I lost my notebook wherein I've written book reports since I was in school. I should somehow share these with Amazon. Meanwhile...
Temples of Sound, Jim Cogan and William Clark 2 stars
Semi-coffee table book about the great recording studios. It's inconsistent and badly organized and not very detailed, but still evocative.
ISBN 0-8118-3394-1

A Heartbreaking Work of Staggering Genius, Dave Eggers 4 stars
He comes close on the second part, but all the meta-fiction games (starting with the copyright page — he even tells you "Matter of fact, the first three or four chapters are all some of you might want to bother with" in the 45 pages of introductory remarks) distance the "heartbreak" part.
ISBN 0-375-72578-4

The Ebony Tower, John Fowles 3 stars
The setting is so over the top but he's obviously stood in the corridor outside a love object's closed door, convulsed in a paroxysm of anger, despair, longing, lust, and self-hatred. Heck, who hasn't!

I didn't realize it was one story in a collection, so I was feverishly hoping to see what would happen in part 2 when it ended for good.
ISBN 0-316-29093-9

Digital Fortress, Dan Brown 1 stars
Lame, technically wrong, low-thrills cardboard effort from the Da Vinci Code author.

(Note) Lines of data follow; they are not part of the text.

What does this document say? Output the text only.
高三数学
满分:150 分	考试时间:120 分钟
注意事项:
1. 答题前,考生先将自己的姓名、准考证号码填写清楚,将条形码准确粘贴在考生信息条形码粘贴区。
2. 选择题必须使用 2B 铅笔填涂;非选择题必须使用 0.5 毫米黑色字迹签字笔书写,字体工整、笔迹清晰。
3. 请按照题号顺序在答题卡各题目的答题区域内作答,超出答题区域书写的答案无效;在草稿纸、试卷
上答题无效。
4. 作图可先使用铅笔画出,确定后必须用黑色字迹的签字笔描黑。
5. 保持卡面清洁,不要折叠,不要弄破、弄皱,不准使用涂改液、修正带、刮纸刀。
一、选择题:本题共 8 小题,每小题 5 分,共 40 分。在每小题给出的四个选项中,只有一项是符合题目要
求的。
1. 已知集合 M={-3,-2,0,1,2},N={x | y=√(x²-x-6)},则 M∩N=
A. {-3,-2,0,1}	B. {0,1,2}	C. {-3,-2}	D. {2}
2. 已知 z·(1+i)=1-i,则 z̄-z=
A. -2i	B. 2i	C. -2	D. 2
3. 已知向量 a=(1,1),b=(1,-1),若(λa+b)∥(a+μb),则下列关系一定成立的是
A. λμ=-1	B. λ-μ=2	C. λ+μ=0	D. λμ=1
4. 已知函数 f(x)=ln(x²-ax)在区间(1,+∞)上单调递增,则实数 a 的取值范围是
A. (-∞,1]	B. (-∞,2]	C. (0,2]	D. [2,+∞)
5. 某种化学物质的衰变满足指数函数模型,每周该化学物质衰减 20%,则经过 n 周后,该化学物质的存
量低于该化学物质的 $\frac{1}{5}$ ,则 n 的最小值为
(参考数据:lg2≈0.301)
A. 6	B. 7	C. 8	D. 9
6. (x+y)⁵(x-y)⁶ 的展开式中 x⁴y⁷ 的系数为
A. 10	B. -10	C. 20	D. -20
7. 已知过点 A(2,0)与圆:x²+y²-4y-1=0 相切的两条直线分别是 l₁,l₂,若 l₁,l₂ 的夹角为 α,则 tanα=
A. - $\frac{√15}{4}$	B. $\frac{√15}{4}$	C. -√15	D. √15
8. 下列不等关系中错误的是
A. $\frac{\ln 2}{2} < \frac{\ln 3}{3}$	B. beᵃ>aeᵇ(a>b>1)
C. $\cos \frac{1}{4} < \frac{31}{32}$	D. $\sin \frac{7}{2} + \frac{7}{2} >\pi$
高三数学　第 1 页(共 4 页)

The tiny chapters endlessly jump-cutting between the two locations is tiresome.
ISBN 0-312-99542-3

Gridiron, Philip Kerr 2 stars
Similar to Digital Fortress, another computer out of control but now it's in a prima donna architect's new building. Slightly less cardboard characters, but the malevolent computer is a weak HAL and there's little thrill.
ISBN 0-0995-9431-5

The Da Vinci Code, Dan Brown 4 stars
The blockbluster, unlike the English press I'm not going to kick it when it's up. It trots along, I solved half the puzzles as I read, the historical Christianity lectures aren't too pedantic.
ISBN 0385504209

Never Let Me Go, Kazuo Ishiguro 3.5 stars
Simple fiction from the Remains of the Day author (whose Britishness emphasizes the cultural similarities with Japan), but as you and they understand their predicament the story gains power and melancholy. Hard to believe it takes the protagonists years to figure it out.